The low, sultry way she had said his name went straight to his head, and he responds by running calloused fingers up and down the soft expanse of her back and rear, resting now on the mounds of her bare breasts.
"Show me what you mean." She laughed into him.
He's unaware of how long they carry on that way.
"Ulfric, I need-"
She hooked a leg around his waist to indicate exactly what she could not articulate, and she felt him react even more to her. Ulfric shifted her to be below him, readmitting every curve and line of Sottë's form, every little sound and gasp and each quirk of the mouth to his memory. Sottë nips at his bottom lip, hooking the leg around his waist once more. He took note of the lust-filled eyes staring up at him from under the eyelashes.
She gave a little sound of pleasure as he enters her for the first time in almost a year. It's a familiar sensation, yet one so easily ebbed away by the past months. Ulfric's hands rove to her hips, seizing them towards him, slowly at first.
"Ulfric," she breathed his name in that way that she knows has an unparalleled effect on him. Gods, he had been with more experienced women before, but this particular woman was something else entirely. He reached up to sweep some of her long tresses behind her ear. Ulfric feels her smaller yet equally calloused hands go to either side of his face.

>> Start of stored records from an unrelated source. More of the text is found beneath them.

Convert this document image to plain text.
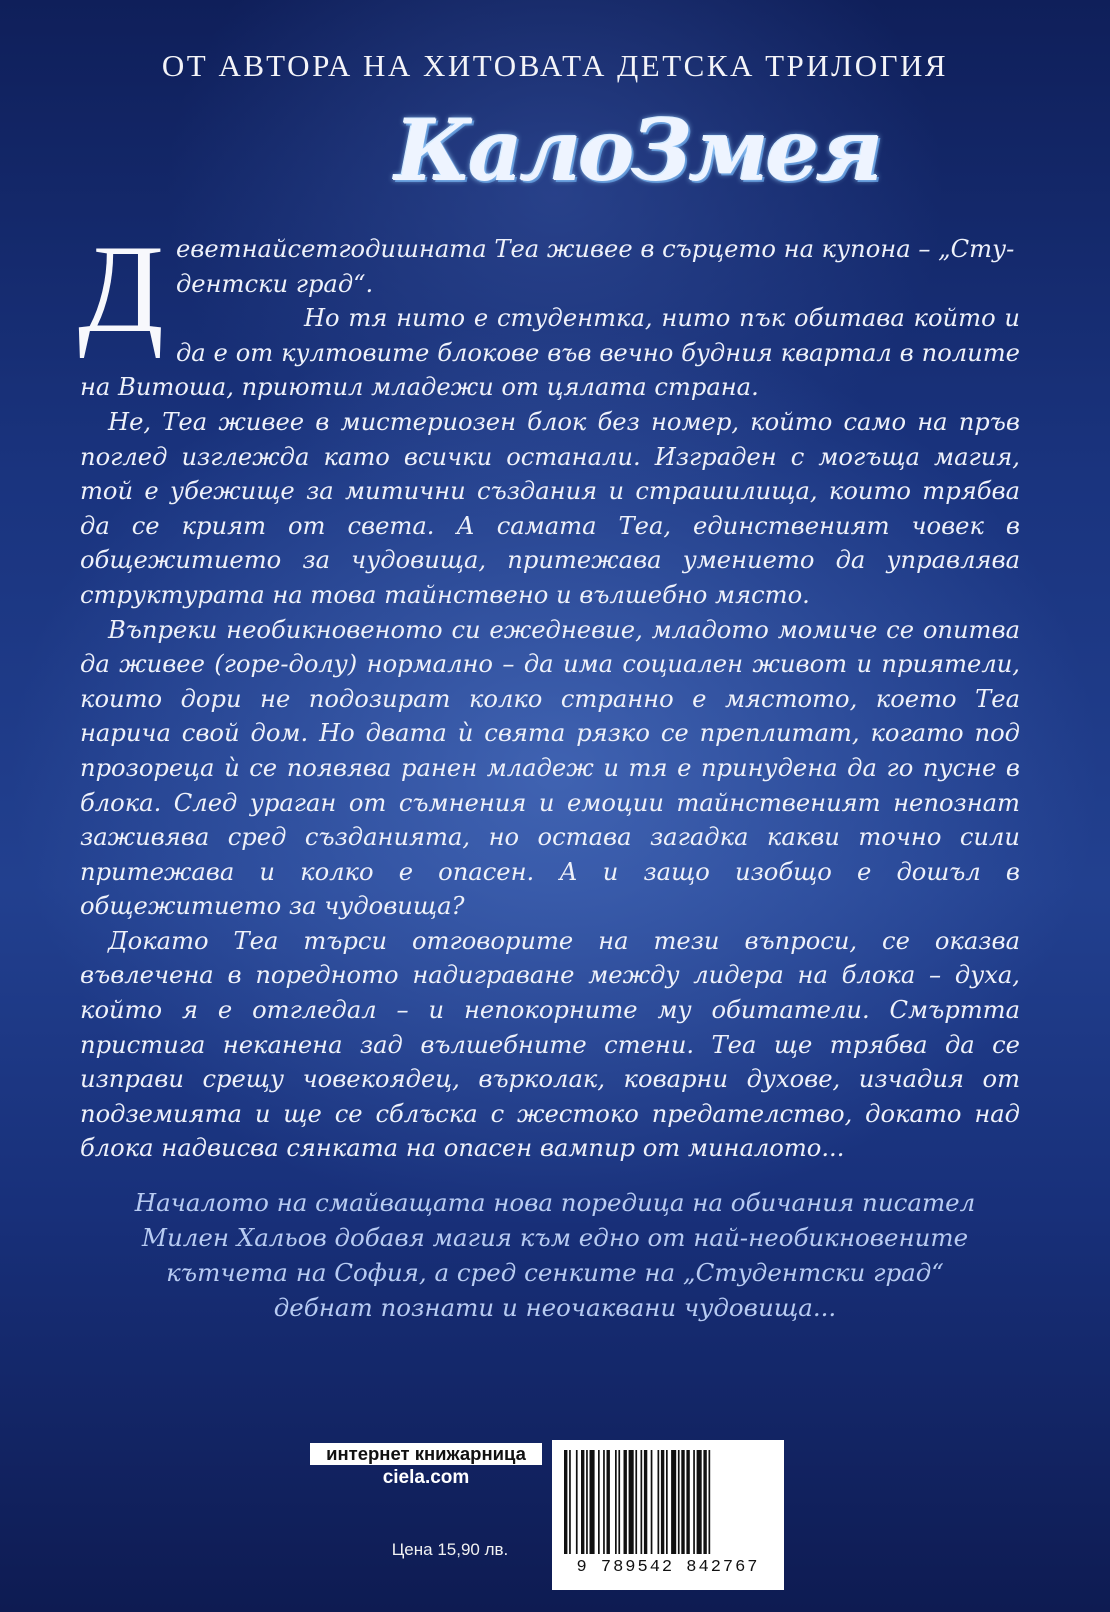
ОТ АВТОРА НА ХИТОВАТА ДЕТСКА ТРИЛОГИЯ
КалоЗмея

Деветнайсетгодишната Теа живее в сърцето на купона – „Сту-
дентски град“.
Но тя нито е студентка, нито пък обитава който и да е от култовите блокове във вечно будния квартал в полите на Витоша, приютил младежи от цялата страна.

Не, Теа живее в мистериозен блок без номер, който само на пръв поглед изглежда като всички останали. Изграден с могъща магия, той е убежище за митични създания и страшилища, които трябва да се крият от света. А самата Теа, единственият човек в общежитието за чудовища, притежава умението да управлява структурата на това тайнствено и вълшебно място.

Въпреки необикновеното си ежедневие, младото момиче се опитва да живее (горе-долу) нормално – да има социален живот и приятели, които дори не подозират колко странно е мястото, което Теа нарича свой дом. Но двата ѝ свята рязко се преплитат, когато под прозореца ѝ се появява ранен младеж и тя е принудена да го пусне в блока. След ураган от съмнения и емоции тайнственият непознат заживява сред създанията, но остава загадка какви точно сили притежава и колко е опасен. А и защо изобщо е дошъл в общежитието за чудовища?

Докато Теа търси отговорите на тези въпроси, се оказва въвлечена в поредното надиграване между лидера на блока – духа, който я е отгледал – и непокорните му обитатели. Смъртта пристига неканена зад вълшебните стени. Теа ще трябва да се изправи срещу човекоядец, върколак, коварни духове, изчадия от подземията и ще се сблъска с жестоко предателство, докато над блока надвисва сянката на опасен вампир от миналото...

Началото на смайващата нова поредица на обичания писател
Милен Хальов добавя магия към едно от най-необикновените
кътчета на София, а сред сенките на „Студентски град“
дебнат познати и неочаквани чудовища...
интернет книжарница
ciela.com
Цена 15,90 лв.
9 789542 842767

He relished the feel of her around him, and their rhythm increased until she elicits a string of low moans, carrying them both over the edge.
It is a good few moments before either of them speak, and Ulfric closes the gap between the two to have her skin on his.
"I have said it before and I'll say it again," Ulfric laughed, pressing a kiss to her forehead, "you will be the death of me."
Sottë responded by pouting overdramatically, "Well, if you play your cards right, I shall make sure it is a very slow and painless death."
"I am a lucky man." He raised his eyebrows expectantly as he said the words. "And, until then."
Sottë planted a chaste kiss on him.
"I do love you, you know." Ulfric said.
"I know, it's just nice to hear it, that's all." Sottë breathed out a laugh, snuggling into her husband closer for warmth under the blankets.
"I really could get used to this," she sighed contentedly.